Details of the agreement are to be finalized by May 14, and attorneys for personal trainer Greg Anderson say they expect their own chemical analysis of the materials to take about two to three weeks after that.
Anderson is one of four men charged in a drug-distribution ring allegedly centered around the Bay Area Laboratory Co-Operative. All four have pleaded innocent. No athlete has been charged, and Bonds repeatedly has denied using steroids.
Among the items prosecutors said were seized included 10 vials labeled as Serostim, a synthetic human growth hormone, and a 30-tablet bottle of the steroid Andriol -- with just one red pill inside. Also found was a vial labeled depo-testosterone and another labeled Enantat, both steroids.
Prosecutors claimed they also found US$63,920 in cash in a locked safe at Anderson's residence, and that "some of the money was broken up into separate envelopes with the first names of known athlete clients written on them."
"In addition, agents found files identifying specific athletes," the government has claimed. "These files contained calendars, which appear to contain references to daily doses of steroids and growth hormones."

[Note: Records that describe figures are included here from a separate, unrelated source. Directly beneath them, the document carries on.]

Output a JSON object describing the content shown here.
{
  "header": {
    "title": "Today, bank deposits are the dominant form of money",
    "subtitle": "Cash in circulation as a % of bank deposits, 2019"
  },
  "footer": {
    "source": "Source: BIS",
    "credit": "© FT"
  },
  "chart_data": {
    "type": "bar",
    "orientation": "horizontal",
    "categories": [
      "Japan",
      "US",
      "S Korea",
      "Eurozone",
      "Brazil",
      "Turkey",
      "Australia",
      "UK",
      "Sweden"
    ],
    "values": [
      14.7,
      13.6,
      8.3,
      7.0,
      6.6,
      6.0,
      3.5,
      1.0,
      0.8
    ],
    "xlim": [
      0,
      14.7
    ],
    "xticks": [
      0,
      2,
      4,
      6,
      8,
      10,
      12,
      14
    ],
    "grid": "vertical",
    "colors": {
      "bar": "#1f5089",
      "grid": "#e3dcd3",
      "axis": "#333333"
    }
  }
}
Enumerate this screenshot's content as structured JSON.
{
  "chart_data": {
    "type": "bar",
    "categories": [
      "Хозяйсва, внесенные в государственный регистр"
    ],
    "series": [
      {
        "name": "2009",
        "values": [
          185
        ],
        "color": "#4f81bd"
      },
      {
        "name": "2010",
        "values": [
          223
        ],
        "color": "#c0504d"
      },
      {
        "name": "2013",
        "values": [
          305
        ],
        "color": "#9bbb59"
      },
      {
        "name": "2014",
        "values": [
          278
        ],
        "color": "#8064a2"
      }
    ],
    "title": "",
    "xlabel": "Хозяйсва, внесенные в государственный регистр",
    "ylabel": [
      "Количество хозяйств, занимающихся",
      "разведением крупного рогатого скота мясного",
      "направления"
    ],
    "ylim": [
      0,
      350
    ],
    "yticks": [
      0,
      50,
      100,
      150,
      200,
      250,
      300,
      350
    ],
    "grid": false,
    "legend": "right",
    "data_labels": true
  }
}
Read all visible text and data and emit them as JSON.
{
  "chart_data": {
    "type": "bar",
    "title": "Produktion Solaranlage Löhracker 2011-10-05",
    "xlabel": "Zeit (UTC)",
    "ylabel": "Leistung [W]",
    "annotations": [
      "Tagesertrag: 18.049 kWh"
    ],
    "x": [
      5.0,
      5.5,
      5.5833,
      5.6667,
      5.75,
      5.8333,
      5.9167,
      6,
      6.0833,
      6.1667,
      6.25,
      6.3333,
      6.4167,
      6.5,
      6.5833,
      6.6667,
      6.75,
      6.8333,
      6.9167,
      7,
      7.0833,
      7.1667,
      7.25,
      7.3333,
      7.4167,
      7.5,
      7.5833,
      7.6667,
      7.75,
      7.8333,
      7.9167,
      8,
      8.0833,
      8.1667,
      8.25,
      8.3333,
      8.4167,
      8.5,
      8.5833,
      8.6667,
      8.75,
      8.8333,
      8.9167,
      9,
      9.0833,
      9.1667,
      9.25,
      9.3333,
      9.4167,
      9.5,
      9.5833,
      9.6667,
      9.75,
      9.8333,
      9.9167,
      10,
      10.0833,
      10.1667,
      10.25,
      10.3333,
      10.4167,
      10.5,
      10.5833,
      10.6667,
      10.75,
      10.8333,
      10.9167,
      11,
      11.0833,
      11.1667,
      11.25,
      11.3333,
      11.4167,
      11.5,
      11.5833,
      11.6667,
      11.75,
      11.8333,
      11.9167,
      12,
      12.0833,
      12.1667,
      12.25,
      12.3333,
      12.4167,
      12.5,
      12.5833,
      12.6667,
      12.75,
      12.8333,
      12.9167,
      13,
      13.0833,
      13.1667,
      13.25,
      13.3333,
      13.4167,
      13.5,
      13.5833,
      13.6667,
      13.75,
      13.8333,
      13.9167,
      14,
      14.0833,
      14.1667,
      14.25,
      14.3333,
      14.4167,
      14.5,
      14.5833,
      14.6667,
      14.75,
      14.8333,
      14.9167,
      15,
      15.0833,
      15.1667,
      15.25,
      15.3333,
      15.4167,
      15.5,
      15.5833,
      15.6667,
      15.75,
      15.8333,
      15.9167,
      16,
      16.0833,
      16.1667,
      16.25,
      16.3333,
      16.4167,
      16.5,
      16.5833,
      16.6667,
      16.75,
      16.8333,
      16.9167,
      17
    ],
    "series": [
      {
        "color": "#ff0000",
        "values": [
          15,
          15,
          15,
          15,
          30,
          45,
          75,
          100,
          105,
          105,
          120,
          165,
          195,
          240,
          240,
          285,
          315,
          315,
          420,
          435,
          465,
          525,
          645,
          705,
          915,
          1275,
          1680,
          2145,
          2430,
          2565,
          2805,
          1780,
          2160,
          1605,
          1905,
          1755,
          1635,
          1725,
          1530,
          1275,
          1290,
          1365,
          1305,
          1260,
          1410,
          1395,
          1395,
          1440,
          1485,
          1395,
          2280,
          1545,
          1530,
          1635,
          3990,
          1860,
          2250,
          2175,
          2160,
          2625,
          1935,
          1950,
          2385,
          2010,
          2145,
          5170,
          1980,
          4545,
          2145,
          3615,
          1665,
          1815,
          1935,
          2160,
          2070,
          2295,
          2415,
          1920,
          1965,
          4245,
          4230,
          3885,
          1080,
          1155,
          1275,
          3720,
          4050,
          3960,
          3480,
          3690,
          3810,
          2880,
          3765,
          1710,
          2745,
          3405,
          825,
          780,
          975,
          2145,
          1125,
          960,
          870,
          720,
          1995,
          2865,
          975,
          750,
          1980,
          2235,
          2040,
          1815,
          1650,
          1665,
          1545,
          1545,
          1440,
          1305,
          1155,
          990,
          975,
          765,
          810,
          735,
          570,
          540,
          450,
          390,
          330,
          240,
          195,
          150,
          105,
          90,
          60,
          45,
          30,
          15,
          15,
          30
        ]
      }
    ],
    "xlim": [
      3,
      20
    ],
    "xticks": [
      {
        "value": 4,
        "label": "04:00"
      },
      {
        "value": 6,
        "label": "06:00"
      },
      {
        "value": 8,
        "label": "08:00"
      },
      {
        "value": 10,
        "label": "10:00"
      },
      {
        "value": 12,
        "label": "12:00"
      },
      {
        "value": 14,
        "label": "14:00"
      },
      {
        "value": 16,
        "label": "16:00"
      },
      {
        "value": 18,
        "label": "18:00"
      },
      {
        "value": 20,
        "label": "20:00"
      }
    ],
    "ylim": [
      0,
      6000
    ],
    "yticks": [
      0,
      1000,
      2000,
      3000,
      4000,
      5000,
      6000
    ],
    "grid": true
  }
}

Prosecutor Jeff Nedrow said in court Friday that the retesting of urine samples from major league baseball players, which were seized in an April 8 federal raid on a Las Vegas drug-testing lab, is still in legal limbo.
Nedrow said a motion to block the testing has been filed in a federal court in Los Angeles, but did not provide any details about who is trying to block that testing.
Major League Baseball's players' association earlier filed a motion seeking to quash a subpoena for those test results. The subpoena sought test results from Bonds and about 10 other players, but it is unclear whether urine samples from Bonds and the others were taken in the Las Vegas raid.
Anderson's lawyers filed two motions this week -- one seeking results from those urine tests, and another accusing the Bush administration of "a political agenda'' in the BALCO case.
Prosecutors again tried on Friday to schedule an early trial, saying the government was ready for a mid-June trial. But lawyers for all four defendants said that's far too soon, and US District Judge Susan Illston agreed -- and set another status hearing in the case for June 25.